Antiperspiran banyak digunakan dalam produk perawatan tubuh untuk mengurangi produksi keringat dan menghilangkan bau tidak sedap di ketiak. Namun, beredar isu bahwa penggunaan bahan kimia ini dapat memicu berbagai masalah kesehatan. Benarkah demikian?
Meski banyak beredar di pasaran, penggunaan antiperspiran sebagai produk perawatan tubuh masih menuai kontroversi. Beberapa pihak menyatakan bahwa antiperspiran aman digunakan bila kadarnya tidak berlebihan.
Di sisi lain, antiperspiran kerap dikaitkan dengan berbagai kondisi, seperti alergi, kanker, dan bahkan penyakit Alzheimer. Untuk lebih jelasnya, Anda sebaiknya ketahui lebih dulu fungsi dan fakta terkait penggunaan antiperspiran di bawah ini.
Fungsi Antiperspiran dan Perbedaannya dengan Deodoran
Sebagian orang menganggap bahwa antiperspiran dan deodoran adalah produk yang sama, padahal keduanya memiliki kandungan dan fungsi yang berbeda.
Antiperspiran mengandung bahan yang dapat menyumbat kelenjar keringat, sehingga produksi keringat dapat berkurang. Sementara itu, deodoran umumnya mengandung parfum yang dapat menyamarkan bau badan.
Meski memiliki fungsi dan cara kerja yang berbeda, keduanya sama-sama digunakan sebagai produk perawatan kulit ketiak, serta sebagian besar produk pewangi ketiak yang ada di pasaran adalah kombinasi dari kedua zat tersebut. Namun, ada pula produk yang memiliki salah satu kandungan saja.

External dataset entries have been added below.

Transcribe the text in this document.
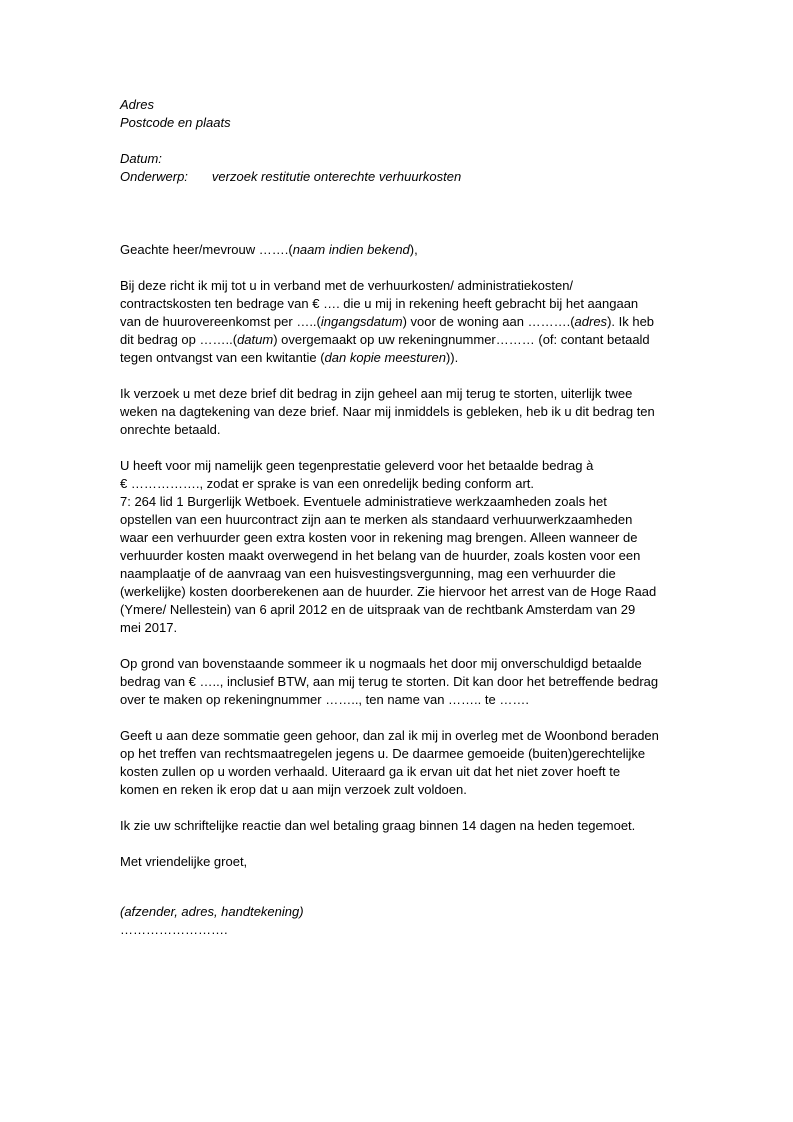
Adres
Postcode en plaats
Datum:
Onderwerp: verzoek restitutie onterechte verhuurkosten

Geachte heer/mevrouw …….(naam indien bekend),

Bij deze richt ik mij tot u in verband met de verhuurkosten/ administratiekosten/
contractskosten ten bedrage van € …. die u mij in rekening heeft gebracht bij het aangaan
van de huurovereenkomst per …..(ingangsdatum) voor de woning aan ……….(adres). Ik heb
dit bedrag op ……..(datum) overgemaakt op uw rekeningnummer……… (of: contant betaald
tegen ontvangst van een kwitantie (dan kopie meesturen)).

Ik verzoek u met deze brief dit bedrag in zijn geheel aan mij terug te storten, uiterlijk twee
weken na dagtekening van deze brief. Naar mij inmiddels is gebleken, heb ik u dit bedrag ten
onrechte betaald.

U heeft voor mij namelijk geen tegenprestatie geleverd voor het betaalde bedrag à
€ ……………., zodat er sprake is van een onredelijk beding conform art.
7: 264 lid 1 Burgerlijk Wetboek. Eventuele administratieve werkzaamheden zoals het
opstellen van een huurcontract zijn aan te merken als standaard verhuurwerkzaamheden
waar een verhuurder geen extra kosten voor in rekening mag brengen. Alleen wanneer de
verhuurder kosten maakt overwegend in het belang van de huurder, zoals kosten voor een
naamplaatje of de aanvraag van een huisvestingsvergunning, mag een verhuurder die
(werkelijke) kosten doorberekenen aan de huurder. Zie hiervoor het arrest van de Hoge Raad
(Ymere/ Nellestein) van 6 april 2012 en de uitspraak van de rechtbank Amsterdam van 29
mei 2017.

Op grond van bovenstaande sommeer ik u nogmaals het door mij onverschuldigd betaalde
bedrag van € ….., inclusief BTW, aan mij terug te storten. Dit kan door het betreffende bedrag
over te maken op rekeningnummer …….., ten name van …….. te …….

Geeft u aan deze sommatie geen gehoor, dan zal ik mij in overleg met de Woonbond beraden
op het treffen van rechtsmaatregelen jegens u. De daarmee gemoeide (buiten)gerechtelijke
kosten zullen op u worden verhaald. Uiteraard ga ik ervan uit dat het niet zover hoeft te
komen en reken ik erop dat u aan mijn verzoek zult voldoen.

Ik zie uw schriftelijke reactie dan wel betaling graag binnen 14 dagen na heden tegemoet.

Met vriendelijke groet,

(afzender, adres, handtekening)
…………………….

Fakta Penggunaan Antiperspiran terhadap Kesehatan
Selain kandungan di atas, antiperspiran juga sering mengandung bahan lain, seperti paraben sebagai pengawet, lanolin sebagai pelembap, aluminium untuk membantu proses penyerapan keringat, dan parfum.
Berikut ini adalah beberapa isu kesehatan yang dikaitkan dengan penggunaan antiperspiran beserta faktanya:
1. Reaksi alergi
Reaksi alergi bisa saja terjadi pada sebagian orang setelah pemakaian antiperspiran. Hal ini ditandai dengan rasa gatal, ruam merah, atau bentol di ketiak. Alergi biasanya lebih sering muncul pada produk yang mengandung wewangian.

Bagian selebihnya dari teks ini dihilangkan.